こういう世界で成り立っている文楽という伝統芸能を絶やしてほしくない、とも痛烈に思った。時代に沿っていくことも必要、と玉男さんは言う。変化していく、ことが宿命なら受け入れなければいけないこともあるのだろう。ただ、そこに信念がないといけないと思う。漫然としていてはただ滅びるだけだ。歌舞伎の世界もそれは同じだろうね。


「文楽 心中天網島 北新地河庄の段」

舞台映像なので生の臨場感には到底及ばないと思うものの、凄かった。ビックリした。私、歌舞伎でこの演目を観ている。歌舞伎もほぼ本行と同じ演出。

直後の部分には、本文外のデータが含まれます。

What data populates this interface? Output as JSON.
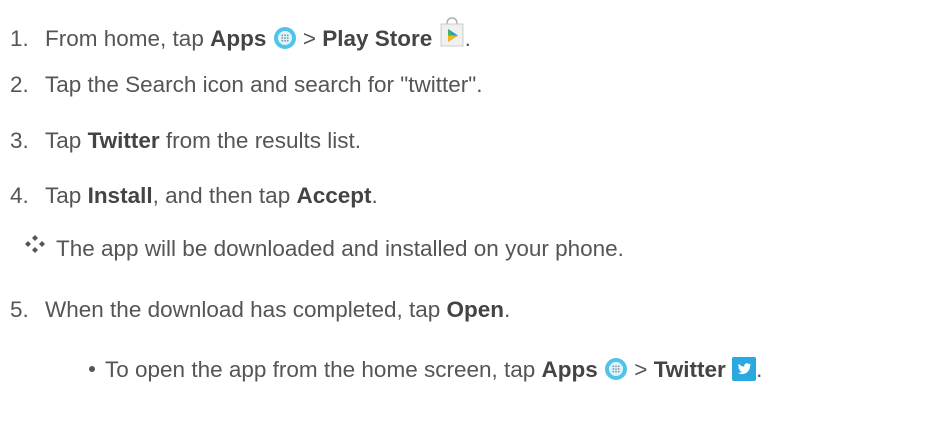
{
  "steps": [
    {
      "num": "1.",
      "t1": "From home, tap ",
      "b1": "Apps",
      "t2": " > ",
      "b2": "Play Store",
      "t3": "."
    },
    {
      "num": "2.",
      "t1": "Tap the Search icon and search for \"twitter\"."
    },
    {
      "num": "3.",
      "t1": "Tap ",
      "b1": "Twitter",
      "t2": " from the results list."
    },
    {
      "num": "4.",
      "t1": "Tap ",
      "b1": "Install",
      "t2": ", and then tap ",
      "b2": "Accept",
      "t3": "."
    },
    {
      "num": "5.",
      "t1": "When the download has completed, tap ",
      "b1": "Open",
      "t2": "."
    }
  ],
  "result_note": "The app will be downloaded and installed on your phone.",
  "sub_bullet": {
    "t1": "To open the app from the home screen, tap ",
    "b1": "Apps",
    "t2": " > ",
    "b2": "Twitter",
    "t3": "."
  },
  "icons": {
    "apps": "apps-icon",
    "play_store": "play-store-icon",
    "twitter": "twitter-icon",
    "result": "diamond-bullet-icon"
  },
  "colors": {
    "text": "#555555",
    "bold": "#444444",
    "apps_icon": "#4fc3e8",
    "twitter_icon": "#2aa9e0"
  }
}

なんだけどまったく受ける印象が違う。ここまで違うなんて思ってもみなかった。同じ芝居なのに受ける印象が180度違うんだけど…。こんなに切ない話だったの…。紙屋治兵衛のキャラがとにかく違う。もう、なんだろバカな男だけどすんごい切ない。なんで?なんで?うそおお。玉男さんが操る治兵衛って実は想像つかなかった。でもこれならわかる。そうか、そうかあ。こういう造詣なんだ。

そして孫右衛門の内心の苦渋も、もっと深い。人と人との絆の深さがそこのある。最盛期の文吾さんがどれだけのものだったのかもようやくわかった。私は最晩年の力が落ちてしまったしまったものしか見て無いから…。

住大夫さんの語りもほんと情感があって切なさに胸が抉られそう。こういう話だったの、というか私この舞台の心中天網島のほうが好きだ。これ観れてよかった、ほんと良かった。